The school, formerly known as Dundalk Christian Brothers School and currently known as Coláiste Rís (in honour of the Christian Brothers founder, Blessed Edmund Rice) is in the centre of Dundalk, in County Louth, which lies just on the Southern side of the border dividing the Republic of Ireland from the Northern counties. The school was established in 1869 by Brother Louis Yorke, and Yorke Street, where the school is situated, is named in honour of the work he undertook to help the young people of Dundalk.  John Philip Holland, inventor of the submarine, taught maths at the school. Christian Brothers Schools traditionally leaned towards nationalism, and Irish sports and language were championed. When the Irish Free State was established, the school switched to Irish as the language of instruction. 


In 1987, the school began to accept females students, when it was realised that there was no Irish speaking secondary school for girls in Dundalk. 
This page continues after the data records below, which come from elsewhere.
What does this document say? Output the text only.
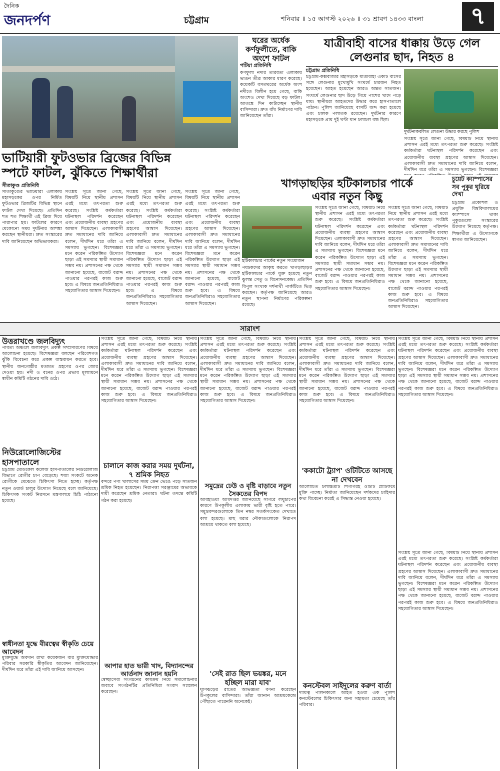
দৈনিক
জনদর্পণ	চট্টগ্রাম	শনিবার ॥ ১৫ আগস্ট ২০২৬ ॥ ৩১ শ্রাবণ ১৪৩৩ বাংলা	৭
ঘরের অর্ধেক কর্ণফুলীতে, বাকি অংশে ফাটল
পটিয়া প্রতিনিধি
কর্ণফুলী নদীর তীরবর্তী এলাকায় ভাঙন তীব্র আকার ধারণ করেছে। কয়েকটি বসতঘরের অর্ধেক অংশ নদীতে বিলীন হয়ে গেছে, বাকি অংশেও দেখা দিয়েছে বড় ফাটল। আতঙ্কে দিন কাটাচ্ছেন স্থানীয় বাসিন্দারা। দ্রুত বাঁধ নির্মাণের দাবি জানিয়েছেন তাঁরা।
যাত্রীবাহী বাসের ধাক্কায় উড়ে গেল
লেগুনার ছাদ, নিহত ৪
চট্টগ্রাম প্রতিনিধি
চট্টগ্রাম-কক্সবাজার মহাসড়কে যাত্রীবাহী একটি বাসের সঙ্গে লেগুনার মুখোমুখি সংঘর্ষে চারজন নিহত হয়েছেন। আহত হয়েছেন আরও অন্তত সাতজন। সংঘর্ষে লেগুনার ছাদ উড়ে গিয়ে পাশের খাদে পড়ে যায়। স্থানীয়রা আহতদের উদ্ধার করে হাসপাতালে পাঠান। পুলিশ জানিয়েছে বাসটি জব্দ করা হয়েছে এবং চালক পলাতক রয়েছেন। দুর্ঘটনার কারণে মহাসড়কে প্রায় দুই ঘণ্টা যান চলাচল বন্ধ ছিল।
দুর্ঘটনাকবলিত লেগুনা উদ্ধার করছে পুলিশ
সংশ্লিষ্ট সূত্রে জানা গেছে, বিষয়টি নিয়ে স্থানীয় প্রশাসন এরই মধ্যে তৎপরতা শুরু করেছে। সংশ্লিষ্ট কর্মকর্তারা ঘটনাস্থল পরিদর্শন করেছেন এবং প্রয়োজনীয় ব্যবস্থা গ্রহণের আশ্বাস দিয়েছেন। এলাকাবাসী দ্রুত সমাধানের দাবি জানিয়ে বলেন, দীর্ঘদিন ধরে তাঁরা এ সমস্যায় ভুগছেন। বিশেষজ্ঞরা
ভাটিয়ারী ফুটওভার ব্রিজের বিভিন্ন
স্পটে ফাটল, ঝুঁকিতে শিক্ষার্থীরা
সীতাকুণ্ড প্রতিনিধি
সীতাকুণ্ডের ভাটিয়ারী এলাকায় মহাসড়কের ওপর নির্মিত ফুটওভার ব্রিজটির বিভিন্ন স্থানে ফাটল দেখা দিয়েছে। প্রতিদিন শত শত শিক্ষার্থী এই ব্রিজ দিয়ে পারাপার হয়। ফাটলের কারণে যেকোনো সময় দুর্ঘটনার আশঙ্কা করছেন স্থানীয়রা। দ্রুত সংস্কারের দাবি জানিয়েছেন অভিভাবকরা।
সংশ্লিষ্ট সূত্রে জানা গেছে, বিষয়টি নিয়ে স্থানীয় প্রশাসন এরই মধ্যে তৎপরতা শুরু করেছে। সংশ্লিষ্ট কর্মকর্তারা ঘটনাস্থল পরিদর্শন করেছেন এবং প্রয়োজনীয় ব্যবস্থা গ্রহণের আশ্বাস দিয়েছেন। এলাকাবাসী দ্রুত সমাধানের দাবি জানিয়ে বলেন, দীর্ঘদিন ধরে তাঁরা এ সমস্যায় ভুগছেন। বিশেষজ্ঞরা মনে করেন পরিকল্পিত উদ্যোগ ছাড়া এই সমস্যার স্থায়ী সমাধান সম্ভব নয়। প্রশাসনের পক্ষ থেকে জানানো হয়েছে, বাজেট বরাদ্দ পাওয়ার পরপরই কাজ শুরু হবে। এ বিষয়ে জনপ্রতিনিধিরাও সহযোগিতার আশ্বাস দিয়েছেন।
সংশ্লিষ্ট সূত্রে জানা গেছে, বিষয়টি নিয়ে স্থানীয় প্রশাসন এরই মধ্যে তৎপরতা শুরু করেছে। সংশ্লিষ্ট কর্মকর্তারা ঘটনাস্থল পরিদর্শন করেছেন এবং প্রয়োজনীয় ব্যবস্থা গ্রহণের আশ্বাস দিয়েছেন। এলাকাবাসী দ্রুত সমাধানের দাবি জানিয়ে বলেন, দীর্ঘদিন ধরে তাঁরা এ সমস্যায় ভুগছেন। বিশেষজ্ঞরা মনে করেন পরিকল্পিত উদ্যোগ ছাড়া এই সমস্যার স্থায়ী সমাধান সম্ভব নয়। প্রশাসনের পক্ষ থেকে জানানো হয়েছে, বাজেট বরাদ্দ পাওয়ার পরপরই কাজ শুরু হবে। এ বিষয়ে জনপ্রতিনিধিরাও সহযোগিতার আশ্বাস দিয়েছেন।
সংশ্লিষ্ট সূত্রে জানা গেছে, বিষয়টি নিয়ে স্থানীয় প্রশাসন এরই মধ্যে তৎপরতা শুরু করেছে। সংশ্লিষ্ট কর্মকর্তারা ঘটনাস্থল পরিদর্শন করেছেন এবং প্রয়োজনীয় ব্যবস্থা গ্রহণের আশ্বাস দিয়েছেন। এলাকাবাসী দ্রুত সমাধানের দাবি জানিয়ে বলেন, দীর্ঘদিন ধরে তাঁরা এ সমস্যায় ভুগছেন। বিশেষজ্ঞরা মনে করেন পরিকল্পিত উদ্যোগ ছাড়া এই সমস্যার স্থায়ী সমাধান সম্ভব নয়। প্রশাসনের পক্ষ থেকে জানানো হয়েছে, বাজেট বরাদ্দ পাওয়ার পরপরই কাজ শুরু হবে। এ বিষয়ে জনপ্রতিনিধিরাও সহযোগিতার আশ্বাস দিয়েছেন।
খাগড়াছড়ির হটিকালচার পার্কে
এবার নতুন কিছু
হটিকালচার পার্কের নতুন সংযোজন
পর্যটকদের আকৃষ্ট করতে খাগড়াছড়ির হটিকালচার পার্কে যুক্ত হয়েছে নতুন ঝুলন্ত সেতু ও বিনোদনকেন্দ্র। প্রতিদিন বিপুল সংখ্যক দর্শনার্থী পার্কটিতে ভিড় করছেন। কর্তৃপক্ষ জানিয়েছে আরও নতুন স্থাপনা নির্মাণের পরিকল্পনা রয়েছে।
সংশ্লিষ্ট সূত্রে জানা গেছে, বিষয়টি নিয়ে স্থানীয় প্রশাসন এরই মধ্যে তৎপরতা শুরু করেছে। সংশ্লিষ্ট কর্মকর্তারা ঘটনাস্থল পরিদর্শন করেছেন এবং প্রয়োজনীয় ব্যবস্থা গ্রহণের আশ্বাস দিয়েছেন। এলাকাবাসী দ্রুত সমাধানের দাবি জানিয়ে বলেন, দীর্ঘদিন ধরে তাঁরা এ সমস্যায় ভুগছেন। বিশেষজ্ঞরা মনে করেন পরিকল্পিত উদ্যোগ ছাড়া এই সমস্যার স্থায়ী সমাধান সম্ভব নয়। প্রশাসনের পক্ষ থেকে জানানো হয়েছে, বাজেট বরাদ্দ পাওয়ার পরপরই কাজ শুরু হবে। এ বিষয়ে জনপ্রতিনিধিরাও সহযোগিতার আশ্বাস দিয়েছেন।
সংশ্লিষ্ট সূত্রে জানা গেছে, বিষয়টি নিয়ে স্থানীয় প্রশাসন এরই মধ্যে তৎপরতা শুরু করেছে। সংশ্লিষ্ট কর্মকর্তারা ঘটনাস্থল পরিদর্শন করেছেন এবং প্রয়োজনীয় ব্যবস্থা গ্রহণের আশ্বাস দিয়েছেন। এলাকাবাসী দ্রুত সমাধানের দাবি জানিয়ে বলেন, দীর্ঘদিন ধরে তাঁরা এ সমস্যায় ভুগছেন। বিশেষজ্ঞরা মনে করেন পরিকল্পিত উদ্যোগ ছাড়া এই সমস্যার স্থায়ী সমাধান সম্ভব নয়। প্রশাসনের পক্ষ থেকে জানানো হয়েছে, বাজেট বরাদ্দ পাওয়ার পরপরই কাজ শুরু হবে। এ বিষয়ে জনপ্রতিনিধিরাও সহযোগিতার আশ্বাস দিয়েছেন।
চুয়েট ক্যাম্পাসের সব পুকুর ঘুরিয়ে দেখা
চট্টগ্রাম প্রকৌশল ও প্রযুক্তি বিশ্ববিদ্যালয়ের ক্যাম্পাসে থাকা পুকুরগুলো সংস্কারের উদ্যোগ নিয়েছে কর্তৃপক্ষ। শিক্ষার্থীরা এ উদ্যোগকে স্বাগত জানিয়েছেন।
সারাংশ
উত্তরাখণ্ডে জলবিদ্যুৎ
পার্বত্য অঞ্চলে জলবিদ্যুৎ প্রকল্প সম্প্রসারণের বিষয়ে আলোচনা হয়েছে। বিশেষজ্ঞরা বলছেন পরিবেশগত ঝুঁকি বিবেচনা করে প্রকল্প বাস্তবায়ন করতে হবে। স্থানীয় জনগোষ্ঠীর মতামত গ্রহণের ওপর জোর দেওয়া হয়। নদী ও বনের ওপর প্রভাব মূল্যায়নে স্বাধীন কমিটি গঠনের দাবি ওঠে।
নিউরোলোজিস্টের হাসপাতালে
চট্টগ্রাম মেডিকেল কলেজ হাসপাতালের নিউরোলজি বিভাগে রোগীর চাপ বেড়েছে। শয্যা সংকটে অনেক রোগীকে মেঝেতে চিকিৎসা নিতে হচ্ছে। কর্তৃপক্ষ নতুন ওয়ার্ড চালুর উদ্যোগ নিয়েছে বলে জানিয়েছে। চিকিৎসক সংকট নিরসনে মন্ত্রণালয়ে চিঠি পাঠানো হয়েছে।
স্বাধীনতা যুদ্ধে বীরত্বের স্বীকৃতি চেয়ে আবেদন
মুক্তিযুদ্ধে অবদান রাখা কয়েকজন বীর মুক্তিযোদ্ধার পরিবার সরকারি স্বীকৃতির আবেদন জানিয়েছেন। দীর্ঘদিন ধরে তাঁরা এই দাবি জানিয়ে আসছেন।
সংশ্লিষ্ট সূত্রে জানা গেছে, বিষয়টি নিয়ে স্থানীয় প্রশাসন এরই মধ্যে তৎপরতা শুরু করেছে। সংশ্লিষ্ট কর্মকর্তারা ঘটনাস্থল পরিদর্শন করেছেন এবং প্রয়োজনীয় ব্যবস্থা গ্রহণের আশ্বাস দিয়েছেন। এলাকাবাসী দ্রুত সমাধানের দাবি জানিয়ে বলেন, দীর্ঘদিন ধরে তাঁরা এ সমস্যায় ভুগছেন। বিশেষজ্ঞরা মনে করেন পরিকল্পিত উদ্যোগ ছাড়া এই সমস্যার স্থায়ী সমাধান সম্ভব নয়। প্রশাসনের পক্ষ থেকে জানানো হয়েছে, বাজেট বরাদ্দ পাওয়ার পরপরই কাজ শুরু হবে। এ বিষয়ে জনপ্রতিনিধিরাও সহযোগিতার আশ্বাস দিয়েছেন।
চালানে কাজ করার সময় দুর্ঘটনা, ৭ শ্রমিক নিহত
বন্দরে পণ্য খালাসের সময় ক্রেন ভেঙে পড়ে সাতজন শ্রমিক নিহত হয়েছেন। নিরাপত্তা সরঞ্জামের অভাবকে দায়ী করেছেন শ্রমিক নেতারা। ঘটনা তদন্তে কমিটি গঠন করা হয়েছে।
আপার হাত ভারী খাদ, বিদ্যানন্দের আর্তনাদ জানান হয়নি
স্বেচ্ছাসেবী সংগঠনের কার্যক্রম নিয়ে সমালোচনার জবাবে সংগঠনটির প্রতিনিধিরা সংবাদ সম্মেলন করেছেন।
সংশ্লিষ্ট সূত্রে জানা গেছে, বিষয়টি নিয়ে স্থানীয় প্রশাসন এরই মধ্যে তৎপরতা শুরু করেছে। সংশ্লিষ্ট কর্মকর্তারা ঘটনাস্থল পরিদর্শন করেছেন এবং প্রয়োজনীয় ব্যবস্থা গ্রহণের আশ্বাস দিয়েছেন। এলাকাবাসী দ্রুত সমাধানের দাবি জানিয়ে বলেন, দীর্ঘদিন ধরে তাঁরা এ সমস্যায় ভুগছেন। বিশেষজ্ঞরা মনে করেন পরিকল্পিত উদ্যোগ ছাড়া এই সমস্যার স্থায়ী সমাধান সম্ভব নয়। প্রশাসনের পক্ষ থেকে জানানো হয়েছে, বাজেট বরাদ্দ পাওয়ার পরপরই কাজ শুরু হবে। এ বিষয়ে জনপ্রতিনিধিরাও সহযোগিতার আশ্বাস দিয়েছেন।
সমুদ্রের ঢেউ ও বৃষ্টি বাড়াবে নতুন সৈকতের বিপদ
আবহাওয়া অধিদপ্তর জানিয়েছে সাগরে লঘুচাপের কারণে উপকূলীয় এলাকায় ভারী বৃষ্টি হতে পারে। সমুদ্রবন্দরগুলোকে তিন নম্বর সতর্কসংকেত দেখাতে বলা হয়েছে। মাছ ধরার নৌকাগুলোকে নিরাপদ আশ্রয়ে থাকতে বলা হয়েছে।
'সেই রাত ছিল ভয়ঙ্কর, মনে হচ্ছিল মারা যাব'
ঘূর্ণিঝড়ের রাতের অভিজ্ঞতা বর্ণনা করেছেন উপকূলের বাসিন্দারা। তাঁরা জানান আশ্রয়কেন্দ্রে পৌঁছাতে পারেননি অনেকেই।
সংশ্লিষ্ট সূত্রে জানা গেছে, বিষয়টি নিয়ে স্থানীয় প্রশাসন এরই মধ্যে তৎপরতা শুরু করেছে। সংশ্লিষ্ট কর্মকর্তারা ঘটনাস্থল পরিদর্শন করেছেন এবং প্রয়োজনীয় ব্যবস্থা গ্রহণের আশ্বাস দিয়েছেন। এলাকাবাসী দ্রুত সমাধানের দাবি জানিয়ে বলেন, দীর্ঘদিন ধরে তাঁরা এ সমস্যায় ভুগছেন। বিশেষজ্ঞরা মনে করেন পরিকল্পিত উদ্যোগ ছাড়া এই সমস্যার স্থায়ী সমাধান সম্ভব নয়। প্রশাসনের পক্ষ থেকে জানানো হয়েছে, বাজেট বরাদ্দ পাওয়ার পরপরই কাজ শুরু হবে। এ বিষয়ে জনপ্রতিনিধিরাও সহযোগিতার আশ্বাস দিয়েছেন।
'ককাটো ট্র্যাপ' ওটিটিতে আসছে না দেখবেন
আলোচিত চলচ্চিত্রটি শিগগিরই ওটিটি প্ল্যাটফর্মে মুক্তি পাচ্ছে। নির্মাতা জানিয়েছেন দর্শকদের চাহিদার কথা বিবেচনা করেই এ সিদ্ধান্ত নেওয়া হয়েছে।
কনস্টেবল সাইদুলের করুণ বার্তা
দায়িত্ব পালনকালে আহত হওয়া এক পুলিশ কনস্টেবলের চিকিৎসার জন্য সহায়তা চেয়েছে তাঁর পরিবার।
সংশ্লিষ্ট সূত্রে জানা গেছে, বিষয়টি নিয়ে স্থানীয় প্রশাসন এরই মধ্যে তৎপরতা শুরু করেছে। সংশ্লিষ্ট কর্মকর্তারা ঘটনাস্থল পরিদর্শন করেছেন এবং প্রয়োজনীয় ব্যবস্থা গ্রহণের আশ্বাস দিয়েছেন। এলাকাবাসী দ্রুত সমাধানের দাবি জানিয়ে বলেন, দীর্ঘদিন ধরে তাঁরা এ সমস্যায় ভুগছেন। বিশেষজ্ঞরা মনে করেন পরিকল্পিত উদ্যোগ ছাড়া এই সমস্যার স্থায়ী সমাধান সম্ভব নয়। প্রশাসনের পক্ষ থেকে জানানো হয়েছে, বাজেট বরাদ্দ পাওয়ার পরপরই কাজ শুরু হবে। এ বিষয়ে জনপ্রতিনিধিরাও সহযোগিতার আশ্বাস দিয়েছেন।
সংশ্লিষ্ট সূত্রে জানা গেছে, বিষয়টি নিয়ে স্থানীয় প্রশাসন এরই মধ্যে তৎপরতা শুরু করেছে। সংশ্লিষ্ট কর্মকর্তারা ঘটনাস্থল পরিদর্শন করেছেন এবং প্রয়োজনীয় ব্যবস্থা গ্রহণের আশ্বাস দিয়েছেন। এলাকাবাসী দ্রুত সমাধানের দাবি জানিয়ে বলেন, দীর্ঘদিন ধরে তাঁরা এ সমস্যায় ভুগছেন। বিশেষজ্ঞরা মনে করেন পরিকল্পিত উদ্যোগ ছাড়া এই সমস্যার স্থায়ী সমাধান সম্ভব নয়। প্রশাসনের পক্ষ থেকে জানানো হয়েছে, বাজেট বরাদ্দ পাওয়ার পরপরই কাজ শুরু হবে। এ বিষয়ে জনপ্রতিনিধিরাও সহযোগিতার আশ্বাস দিয়েছেন।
Album: Johnston // County Louth

Contributed by Don Johnston

Photographs contributed from the collection of Don Johnston.

This collection dates back to the wedding of Don’s grandparents, Patrick Johnston and Margaret Christina McKenna, in 1884, and includes a range of Carte de Visite photographs, which don’t often appear in private photography collections within Ireland.


The Johnston family lived on Crow Street in Dundalk, County Louth, and were a middle-class family of factory owners and financial professionals, which accounts for the amount, the quality, and the range of photographs in this collection. Until the emergence of the Kodak Box Brownie  – “You press the button, we do the rest” – photography was an expensive pursuit and beyond the means of the majority. (Although the earliest Brownie was released in 1900, the rise in the use of cameras in Ireland was a gradual one.) With the development of a cash economy in Ireland, home darkrooms, family photo albums, and visits to photography studios became a feature of middle class life.


The period between the late nineteenth and early twentieth centuries saw an increase in photographs of children, particularly within the emerging middle and upper classes; children had formerly been the subject of photographs mainly within larger family group shots. As photography became more affordable and attitudes towards children began to change, a new kind of portrait – the newborn, toddler, or young adult, often posing semi-formally in studio – can be seen.  This is the beginning of the family album as we recognise it now.


Don Johnston, album contributor, has himself worked as a professional photographer and taught for many years at Bush Post Primary School in Dundalk. He has a keen interest in local history and currently serves as the Vice-President of the County Louth Archeological and Historical Society.